Por Pedro Alexandre Sanches
Novo Chico Buarque traz letras tristes e mulheres malvadas.
Já faz uns 13 anos que ouvir um disco novo de Chico Buarque é tarefa penosa. Desde As Cidades (1998), as poucas canções inéditas que ele apresenta são quase sempre tristes, dolorosamente tristes. O novo e conciso Chico (dez músicas em 31 minutos) não é diferente, e soa até mais profundo na melancolia, à medida que traz para a canção a atmosfera entre sufocante e absurda dos romances que passou a lançar em 1991.
Os jogos de espelhos entre identidades esburacadas aparecem, por exemplo, na segunda faixa, Rubato, em que três compositores digladiam-se, cada um roubando a estrofe do outro e transformando a musa da canção de Aurora em Amora em Teodora. O tema volta espelhado na penúltima faixa, Barafunda, num ardil cruel que esfumaça memórias: Era Aurora/ não, era Aurélia/ ou era Ariela/ não lembro agora. Salve este samba antes que o esquecimento/ baixe seu manto, seu manto cinzento. A conclusão vem soluçante e sabedora de ser uma gota em colossal oceano.

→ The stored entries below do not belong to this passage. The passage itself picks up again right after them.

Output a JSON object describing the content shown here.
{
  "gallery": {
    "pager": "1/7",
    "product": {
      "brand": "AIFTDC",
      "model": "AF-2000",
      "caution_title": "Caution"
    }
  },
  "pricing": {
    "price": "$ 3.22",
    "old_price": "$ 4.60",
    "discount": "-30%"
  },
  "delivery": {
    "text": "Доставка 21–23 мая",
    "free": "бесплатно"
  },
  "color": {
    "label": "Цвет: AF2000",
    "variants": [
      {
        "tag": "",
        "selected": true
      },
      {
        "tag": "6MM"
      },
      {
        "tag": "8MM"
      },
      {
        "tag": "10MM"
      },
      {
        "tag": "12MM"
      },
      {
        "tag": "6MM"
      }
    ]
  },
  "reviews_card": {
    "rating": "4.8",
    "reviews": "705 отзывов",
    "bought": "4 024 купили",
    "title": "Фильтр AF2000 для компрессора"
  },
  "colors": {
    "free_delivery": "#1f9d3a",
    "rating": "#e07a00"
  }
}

A tristeza é mote interdito de Sem Você 2, em que outro compositor dá continuidade a Sem Você, de Tom Jobim e Vinicius de Moraes, lançada por Lenita Bruno e por Sylvia Telles em 1959, quando a bossa nova ainda se permitia chafurdar na fossa de termos como “desespero”, “solidão”, “sofrimento”. A versão de Chico é menos dramática, mas a sombra dos pais ausentes está toda lá.
Menos antigo que a bossa de Tom e Vinicius é o afro-samba de João Bosco, retomado na parceria e dueto Sinhá, cuja última estrofe (também a última do CD) diz muito sobre Chico Buarque. A letra engenhosa, sobre um escravo punido por admirar sinhá despida, flagra uma figura malvada de mulher, figura recorrente neste CD de um autor muito amado pelas mulheres.
Muito se repete, com certo gosto, que Chico fez A Banda em 1966 e nunca mais quis voltar a cantá-la. Mas Rubato evoca de longe A Banda, como há ecos de Construção e Cotidiano (1971) em Querido Diário. Rubato não tem a ingenuidade de A Banda, assim como o tom engajado das canções de 1971 foi, este sim, banido da obra de Chico há quase 20 anos. Mas Aurora, Amora, Teodora, Aurélia, Amélia estão, todas elas, escondidas, atocaiadas, ali dentro de Chico.